The Chart State workflow can be used to support interactive charts with transforms that are updated interactively. For example, for a chart that implements crossfiltering the filter transform must be re-evaluated repeatedly against the input dataset.

This is the foundation of Vega-Altair’s JupyterChart when combined with the "vegafusion" data transformer.

Python#

VegaFusionRuntime.new_chart_state(spec: dict[str, Any] | str, local_tz: str | None = None, default_input_tz: str | None = None, row_limit: int | None = None, inline_datasets: dict[str, Any] | None = None) ChartState#

Construct new ChartState object.

Parameters:
  • spec – A Vega specification dict or JSON string.

  • local_tz – Name of timezone to be considered local. E.g. ‘America/New_York’. Defaults to the value of vf.get_local_tz(), which defaults to the system timezone if one can be determined.

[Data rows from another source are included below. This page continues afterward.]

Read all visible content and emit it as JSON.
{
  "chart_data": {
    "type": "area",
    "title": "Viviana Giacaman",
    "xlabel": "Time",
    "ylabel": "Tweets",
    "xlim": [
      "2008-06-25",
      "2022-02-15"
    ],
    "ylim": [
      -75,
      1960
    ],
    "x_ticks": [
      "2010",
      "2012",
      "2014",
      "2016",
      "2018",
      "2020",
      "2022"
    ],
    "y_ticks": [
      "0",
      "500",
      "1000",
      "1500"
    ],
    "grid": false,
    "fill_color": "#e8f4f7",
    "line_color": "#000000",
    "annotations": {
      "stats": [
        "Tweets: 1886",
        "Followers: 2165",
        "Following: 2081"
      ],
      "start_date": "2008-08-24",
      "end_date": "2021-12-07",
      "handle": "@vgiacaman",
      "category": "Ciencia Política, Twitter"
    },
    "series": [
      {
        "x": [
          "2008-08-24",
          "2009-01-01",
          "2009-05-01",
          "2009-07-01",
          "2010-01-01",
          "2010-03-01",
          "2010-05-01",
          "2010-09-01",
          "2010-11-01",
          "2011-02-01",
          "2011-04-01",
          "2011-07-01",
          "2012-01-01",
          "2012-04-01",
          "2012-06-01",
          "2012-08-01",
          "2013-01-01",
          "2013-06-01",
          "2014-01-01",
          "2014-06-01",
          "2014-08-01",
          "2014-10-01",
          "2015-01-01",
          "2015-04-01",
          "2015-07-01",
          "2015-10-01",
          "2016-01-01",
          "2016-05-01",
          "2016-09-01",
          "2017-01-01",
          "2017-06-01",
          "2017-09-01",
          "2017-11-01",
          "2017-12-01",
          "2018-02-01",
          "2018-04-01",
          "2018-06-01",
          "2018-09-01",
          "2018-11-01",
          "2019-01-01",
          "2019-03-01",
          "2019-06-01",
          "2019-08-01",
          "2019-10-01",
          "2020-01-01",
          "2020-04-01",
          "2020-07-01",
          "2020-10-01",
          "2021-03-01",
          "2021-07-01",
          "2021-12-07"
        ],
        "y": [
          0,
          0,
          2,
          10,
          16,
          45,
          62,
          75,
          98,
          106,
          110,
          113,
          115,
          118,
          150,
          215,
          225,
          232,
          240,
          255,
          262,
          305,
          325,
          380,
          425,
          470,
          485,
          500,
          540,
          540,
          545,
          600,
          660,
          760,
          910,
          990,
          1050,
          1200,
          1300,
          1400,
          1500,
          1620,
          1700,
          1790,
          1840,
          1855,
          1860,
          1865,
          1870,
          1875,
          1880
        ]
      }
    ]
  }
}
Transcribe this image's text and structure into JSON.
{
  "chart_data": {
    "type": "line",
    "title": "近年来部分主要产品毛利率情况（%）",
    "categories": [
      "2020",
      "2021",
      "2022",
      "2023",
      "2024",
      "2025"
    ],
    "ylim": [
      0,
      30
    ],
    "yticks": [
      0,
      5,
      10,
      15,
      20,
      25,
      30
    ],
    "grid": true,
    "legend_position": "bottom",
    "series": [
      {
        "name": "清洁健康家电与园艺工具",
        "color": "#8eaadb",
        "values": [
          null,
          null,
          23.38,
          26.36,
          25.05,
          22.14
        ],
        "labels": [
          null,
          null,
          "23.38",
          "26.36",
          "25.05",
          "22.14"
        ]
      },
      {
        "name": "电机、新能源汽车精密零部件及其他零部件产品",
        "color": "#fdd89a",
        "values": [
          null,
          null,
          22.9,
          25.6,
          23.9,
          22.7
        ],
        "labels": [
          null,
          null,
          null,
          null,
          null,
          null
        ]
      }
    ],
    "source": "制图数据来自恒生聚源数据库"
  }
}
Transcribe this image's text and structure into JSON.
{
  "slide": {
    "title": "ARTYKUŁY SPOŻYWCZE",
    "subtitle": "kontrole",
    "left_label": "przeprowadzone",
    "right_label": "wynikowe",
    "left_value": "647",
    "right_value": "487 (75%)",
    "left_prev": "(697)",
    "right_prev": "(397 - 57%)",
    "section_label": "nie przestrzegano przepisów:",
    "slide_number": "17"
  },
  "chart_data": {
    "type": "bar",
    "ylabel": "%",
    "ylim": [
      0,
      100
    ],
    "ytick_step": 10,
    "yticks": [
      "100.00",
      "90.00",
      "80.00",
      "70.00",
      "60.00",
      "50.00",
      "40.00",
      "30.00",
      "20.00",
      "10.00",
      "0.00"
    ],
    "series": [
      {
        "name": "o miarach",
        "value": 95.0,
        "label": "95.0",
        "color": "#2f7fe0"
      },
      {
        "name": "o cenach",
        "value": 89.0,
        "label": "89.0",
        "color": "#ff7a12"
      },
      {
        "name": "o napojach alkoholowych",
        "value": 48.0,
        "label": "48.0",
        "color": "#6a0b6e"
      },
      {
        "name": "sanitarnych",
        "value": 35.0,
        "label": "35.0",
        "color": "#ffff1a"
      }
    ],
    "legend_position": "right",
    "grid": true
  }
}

  • default_input_tz – Name of timezone (e.g. ‘America/New_York’) that naive datetime strings should be interpreted in. Defaults to local_tz.

  • row_limit – Maximum number of dataset rows to include in the returned datasets. If exceeded, datasets will be truncated to this number of rows and a RowLimitExceeded warning will be included in the ChartState’s warnings list.

  • inline_datasets – A dict from dataset names to pandas DataFrames or pyarrow Tables. Inline datasets may be referenced by the input specification using the following url syntax ‘vegafusion+dataset://{dataset_name}’ or ‘table://{dataset_name}’.

Returns:

ChartState

Example: See chart_state.py for a complete example.

Rust#

See chart_state.rs for a complete example.